Low interest rates are encouraging companies to buy back their own shares and to issue bonds rather than stocks, Santschi said.

Video:
Economist Predicts 'Unthinkable' for 2013

He isn't too happy with the central bank's actions. "We think the Fed's policies are misguided. ... They are blowing up asset bubbles in stocks, bonds farmland, and real estate," he said.

Alan Cappers, managing director at Lloyds TSB Corporate Markets, agrees with Santschi that the falling stock supply is helping to boost the market, and he thinks the same thing is happening with bonds.

"We are in an environment of low growth — interest rates are very low.

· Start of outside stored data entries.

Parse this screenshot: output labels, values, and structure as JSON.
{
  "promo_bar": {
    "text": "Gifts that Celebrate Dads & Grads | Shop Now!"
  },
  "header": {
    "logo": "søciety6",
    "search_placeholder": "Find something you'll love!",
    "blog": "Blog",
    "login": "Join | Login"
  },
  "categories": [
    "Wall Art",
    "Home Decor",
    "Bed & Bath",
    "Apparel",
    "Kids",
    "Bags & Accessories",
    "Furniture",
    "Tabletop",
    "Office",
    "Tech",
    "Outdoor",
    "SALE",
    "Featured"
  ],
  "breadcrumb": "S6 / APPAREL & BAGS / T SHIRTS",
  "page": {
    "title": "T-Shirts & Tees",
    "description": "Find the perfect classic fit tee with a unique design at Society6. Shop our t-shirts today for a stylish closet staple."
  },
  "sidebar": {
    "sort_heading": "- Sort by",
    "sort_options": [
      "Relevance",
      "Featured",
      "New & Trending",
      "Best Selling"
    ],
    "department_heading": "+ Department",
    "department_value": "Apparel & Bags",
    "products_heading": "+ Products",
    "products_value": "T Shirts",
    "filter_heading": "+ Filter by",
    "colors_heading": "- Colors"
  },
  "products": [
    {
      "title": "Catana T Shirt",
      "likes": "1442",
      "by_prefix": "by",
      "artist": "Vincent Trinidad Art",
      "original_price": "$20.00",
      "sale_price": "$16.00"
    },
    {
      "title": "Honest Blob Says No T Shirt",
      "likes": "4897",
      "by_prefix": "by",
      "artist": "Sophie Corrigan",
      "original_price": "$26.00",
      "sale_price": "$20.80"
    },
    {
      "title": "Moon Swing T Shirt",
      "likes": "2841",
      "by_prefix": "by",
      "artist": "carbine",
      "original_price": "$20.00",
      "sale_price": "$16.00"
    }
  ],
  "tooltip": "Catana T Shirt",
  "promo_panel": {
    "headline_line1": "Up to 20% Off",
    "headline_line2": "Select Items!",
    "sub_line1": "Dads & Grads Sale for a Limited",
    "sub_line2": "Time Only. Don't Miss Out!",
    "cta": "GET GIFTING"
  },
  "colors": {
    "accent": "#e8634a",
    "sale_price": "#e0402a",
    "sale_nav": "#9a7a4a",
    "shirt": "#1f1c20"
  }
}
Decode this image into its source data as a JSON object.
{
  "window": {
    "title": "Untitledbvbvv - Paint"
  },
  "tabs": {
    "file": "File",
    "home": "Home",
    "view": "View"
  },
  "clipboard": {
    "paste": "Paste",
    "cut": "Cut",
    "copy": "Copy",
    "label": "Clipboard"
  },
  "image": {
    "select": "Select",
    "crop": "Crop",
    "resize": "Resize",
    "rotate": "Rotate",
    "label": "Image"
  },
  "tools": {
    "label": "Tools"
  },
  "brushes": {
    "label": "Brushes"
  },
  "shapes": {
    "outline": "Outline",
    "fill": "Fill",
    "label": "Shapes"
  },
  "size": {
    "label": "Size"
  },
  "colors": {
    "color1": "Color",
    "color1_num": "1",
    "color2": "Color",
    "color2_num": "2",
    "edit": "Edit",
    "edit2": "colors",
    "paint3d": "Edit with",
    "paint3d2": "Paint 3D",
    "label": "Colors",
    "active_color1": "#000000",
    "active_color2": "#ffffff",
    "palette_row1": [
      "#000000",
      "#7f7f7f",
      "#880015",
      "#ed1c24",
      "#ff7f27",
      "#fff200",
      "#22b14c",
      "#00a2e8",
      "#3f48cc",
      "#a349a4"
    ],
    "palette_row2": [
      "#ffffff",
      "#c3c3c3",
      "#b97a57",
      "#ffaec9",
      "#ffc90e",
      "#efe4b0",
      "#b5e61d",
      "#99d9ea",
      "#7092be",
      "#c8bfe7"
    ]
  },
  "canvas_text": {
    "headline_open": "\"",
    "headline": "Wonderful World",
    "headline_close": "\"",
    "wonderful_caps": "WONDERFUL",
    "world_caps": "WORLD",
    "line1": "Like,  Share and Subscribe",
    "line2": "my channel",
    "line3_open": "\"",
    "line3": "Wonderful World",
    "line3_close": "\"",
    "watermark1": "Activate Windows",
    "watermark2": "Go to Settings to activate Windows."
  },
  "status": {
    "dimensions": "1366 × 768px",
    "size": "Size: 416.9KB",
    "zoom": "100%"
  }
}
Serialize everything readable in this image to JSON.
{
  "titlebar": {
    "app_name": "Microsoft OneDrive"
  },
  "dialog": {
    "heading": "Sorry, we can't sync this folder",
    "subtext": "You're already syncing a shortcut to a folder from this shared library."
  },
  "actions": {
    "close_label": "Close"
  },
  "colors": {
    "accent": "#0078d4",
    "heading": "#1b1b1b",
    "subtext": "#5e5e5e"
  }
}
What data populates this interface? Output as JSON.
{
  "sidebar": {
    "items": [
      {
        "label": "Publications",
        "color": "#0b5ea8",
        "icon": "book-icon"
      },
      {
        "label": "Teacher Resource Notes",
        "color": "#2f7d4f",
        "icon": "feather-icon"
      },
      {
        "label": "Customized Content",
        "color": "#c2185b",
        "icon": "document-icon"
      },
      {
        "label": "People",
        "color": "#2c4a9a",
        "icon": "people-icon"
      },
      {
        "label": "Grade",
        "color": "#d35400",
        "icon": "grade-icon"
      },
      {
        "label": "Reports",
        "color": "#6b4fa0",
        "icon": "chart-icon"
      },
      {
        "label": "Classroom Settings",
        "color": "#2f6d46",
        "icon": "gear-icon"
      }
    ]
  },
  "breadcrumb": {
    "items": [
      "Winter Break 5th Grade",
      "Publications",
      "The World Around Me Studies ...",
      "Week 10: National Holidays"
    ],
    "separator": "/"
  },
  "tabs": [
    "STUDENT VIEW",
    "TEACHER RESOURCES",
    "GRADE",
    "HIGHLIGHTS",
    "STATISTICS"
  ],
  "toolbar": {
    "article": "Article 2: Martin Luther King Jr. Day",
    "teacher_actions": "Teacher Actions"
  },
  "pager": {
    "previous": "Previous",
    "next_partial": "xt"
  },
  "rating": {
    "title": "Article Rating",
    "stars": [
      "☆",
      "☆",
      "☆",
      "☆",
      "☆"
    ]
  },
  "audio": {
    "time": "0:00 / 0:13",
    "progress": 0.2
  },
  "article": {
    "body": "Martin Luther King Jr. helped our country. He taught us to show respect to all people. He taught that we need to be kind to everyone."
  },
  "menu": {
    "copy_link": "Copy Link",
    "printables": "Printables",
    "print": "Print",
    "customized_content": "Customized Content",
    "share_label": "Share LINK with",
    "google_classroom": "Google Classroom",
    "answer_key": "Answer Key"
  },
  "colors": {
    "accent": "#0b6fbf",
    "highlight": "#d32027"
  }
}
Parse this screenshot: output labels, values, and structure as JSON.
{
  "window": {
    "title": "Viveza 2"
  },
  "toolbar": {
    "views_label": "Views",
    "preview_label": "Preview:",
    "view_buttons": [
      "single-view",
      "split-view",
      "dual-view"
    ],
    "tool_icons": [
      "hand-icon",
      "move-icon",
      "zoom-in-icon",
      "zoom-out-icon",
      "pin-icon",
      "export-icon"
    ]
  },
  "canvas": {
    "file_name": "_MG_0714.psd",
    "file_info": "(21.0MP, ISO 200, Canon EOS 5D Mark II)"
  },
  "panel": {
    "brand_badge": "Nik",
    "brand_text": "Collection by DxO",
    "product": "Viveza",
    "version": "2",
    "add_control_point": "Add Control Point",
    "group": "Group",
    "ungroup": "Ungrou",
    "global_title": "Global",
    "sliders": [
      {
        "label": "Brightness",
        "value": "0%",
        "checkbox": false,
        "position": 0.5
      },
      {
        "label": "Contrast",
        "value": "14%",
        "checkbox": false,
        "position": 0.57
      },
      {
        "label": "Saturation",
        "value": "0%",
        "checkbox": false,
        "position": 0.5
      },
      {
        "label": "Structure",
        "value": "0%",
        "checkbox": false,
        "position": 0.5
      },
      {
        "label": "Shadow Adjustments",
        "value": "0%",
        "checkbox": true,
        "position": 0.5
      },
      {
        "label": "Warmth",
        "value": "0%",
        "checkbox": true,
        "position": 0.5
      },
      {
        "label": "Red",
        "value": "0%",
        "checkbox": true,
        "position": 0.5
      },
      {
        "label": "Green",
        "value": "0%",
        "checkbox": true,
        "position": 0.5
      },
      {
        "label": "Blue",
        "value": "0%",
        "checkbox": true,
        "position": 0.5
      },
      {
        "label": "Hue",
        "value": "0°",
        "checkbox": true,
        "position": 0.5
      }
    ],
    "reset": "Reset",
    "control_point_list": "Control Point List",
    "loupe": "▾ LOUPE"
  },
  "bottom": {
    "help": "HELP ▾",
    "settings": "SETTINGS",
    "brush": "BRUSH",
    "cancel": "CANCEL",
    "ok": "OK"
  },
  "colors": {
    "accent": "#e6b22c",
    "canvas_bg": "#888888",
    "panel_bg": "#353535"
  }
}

Why wouldn't corporates take advantage of these low rates and tight spreads to borrow at the moment? That is in many ways the objective of the current policy framework," he told CNBC.

"Because sovereigns are issuing less debt, the fixed income market [is shrinking] as well. So when it looks like you see corporate debt rallying, when it looks like you see equity rallying, it's actually scarcity of assets out there," Capper noted

When it comes to the Fed, Steve Forbes, chairman of Forbes Media is every bit as critical of the central bank as Santschi.

"In the case of [Fed Chairman Ben] Bernanke, I was in Britain a few months ago, and they reminded me that QE stands for Queen Elizabeth, and somebody suggested that instead of calling it QE [quantitative easing], call it Titanic," Forbes told Newsmax TV in an exclusive interview.